To date, we have financed our operations primarily through the sale of equity securities and, to a lesser extent, through government funding, licensing fees and debt. We have devoted most of our financial resources to research and development, including our preclinical development activities and clinical trials. We may continue to incur losses and negative cash flows for the foreseeable future. The size of any loss will depend, in part, on the rate of future expenditures and our ability to generate revenues. In particular, we expect to incur substantial expenses as we seek to:

continue development and manufacturing activities related to imipridones, including ONC201 for the treatment of H3 K27M-mutant glioma, and other potential indications;
enter into an agreement with BARDA to sell TEMBEXA into the U.S. Strategic National Stockpile as a medical countermeasure for the treatment of smallpox;
obtain regulatory approvals for ONC201;
scale-up manufacturing capabilities to commercialize TEMBEXA and in the event we receive regulatory approval, ONC201;
identify and in-license additional product candidates to expand our research and development pipeline;
maintain, expand and protect our intellectual property portfolio; and
continue our internal research and development efforts and seek to discover additional product candidates.

To become and remain profitable, we must succeed in developing and eventually commercializing products with significant market potential. This will require us to be successful in a range of challenging activities, including acquiring or discovering product candidates, completing preclinical testing and clinical trials of our product candidates, obtaining regulatory approval for these product candidates, and manufacturing, marketing and selling those products for which we may obtain regulatory approval. We are only in the preliminary stages of some of these activities.

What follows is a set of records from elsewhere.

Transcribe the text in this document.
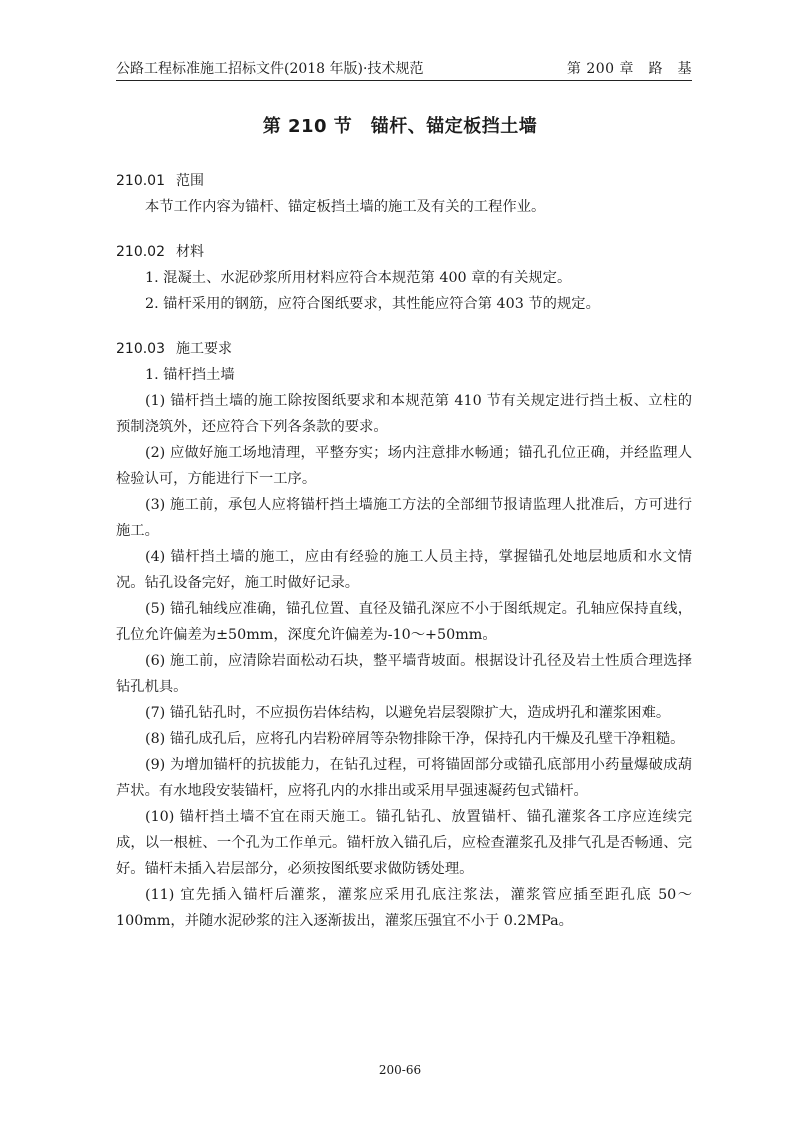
公路工程标准施工招标文件(2018 年版)·技术规范	第 200 章　路　基
第 210 节　锚杆、锚定板挡土墙
210.01 范围

本节工作内容为锚杆、锚定板挡土墙的施工及有关的工程作业。

210.02 材料

1. 混凝土、水泥砂浆所用材料应符合本规范第 400 章的有关规定。

2. 锚杆采用的钢筋，应符合图纸要求，其性能应符合第 403 节的规定。

210.03 施工要求

1. 锚杆挡土墙

(1) 锚杆挡土墙的施工除按图纸要求和本规范第 410 节有关规定进行挡土板、立柱的预制浇筑外，还应符合下列各条款的要求。

(2) 应做好施工场地清理，平整夯实；场内注意排水畅通；锚孔孔位正确，并经监理人检验认可，方能进行下一工序。

(3) 施工前，承包人应将锚杆挡土墙施工方法的全部细节报请监理人批准后，方可进行施工。

(4) 锚杆挡土墙的施工，应由有经验的施工人员主持，掌握锚孔处地层地质和水文情况。钻孔设备完好，施工时做好记录。

(5) 锚孔轴线应准确，锚孔位置、直径及锚孔深应不小于图纸规定。孔轴应保持直线，孔位允许偏差为±50mm，深度允许偏差为-10～+50mm。

(6) 施工前，应清除岩面松动石块，整平墙背坡面。根据设计孔径及岩土性质合理选择钻孔机具。

(7) 锚孔钻孔时，不应损伤岩体结构，以避免岩层裂隙扩大，造成坍孔和灌浆困难。

(8) 锚孔成孔后，应将孔内岩粉碎屑等杂物排除干净，保持孔内干燥及孔壁干净粗糙。

(9) 为增加锚杆的抗拔能力，在钻孔过程，可将锚固部分或锚孔底部用小药量爆破成葫芦状。有水地段安装锚杆，应将孔内的水排出或采用早强速凝药包式锚杆。

(10) 锚杆挡土墙不宜在雨天施工。锚孔钻孔、放置锚杆、锚孔灌浆各工序应连续完成，以一根桩、一个孔为工作单元。锚杆放入锚孔后，应检查灌浆孔及排气孔是否畅通、完好。锚杆未插入岩层部分，必须按图纸要求做防锈处理。

(11) 宜先插入锚杆后灌浆，灌浆应采用孔底注浆法，灌浆管应插至距孔底 50～100mm，并随水泥砂浆的注入逐渐拔出，灌浆压强宜不小于 0.2MPa。

200-66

To date, we have only obtained regulatory approval for TEMBEXA, and none of our product candidates have been commercialized. We may not succeed in developing additional product candidates or commercializing any product candidate. If we do not successfully develop or commercialize any product candidate, or if revenues from any products that do receive regulatory approvals are insufficient, we will not achieve profitability and our business may fail. In addition to these risks in the United States, assuming regulatory approval in other geographies, our revenues are also dependent upon the size of markets outside of the United States, as well as our ability to obtain market approval and achieve commercial success outside of the United States.

Even if we do achieve profitability, we may not be able to sustain or increase profitability on a quarterly or annual basis. Our failure to become and remain profitable would depress the value of our company and could impair our ability to raise capital, expand our business, diversify our product offerings or continue our operations. A decline in the value of our company could cause you to lose all or part of your investment.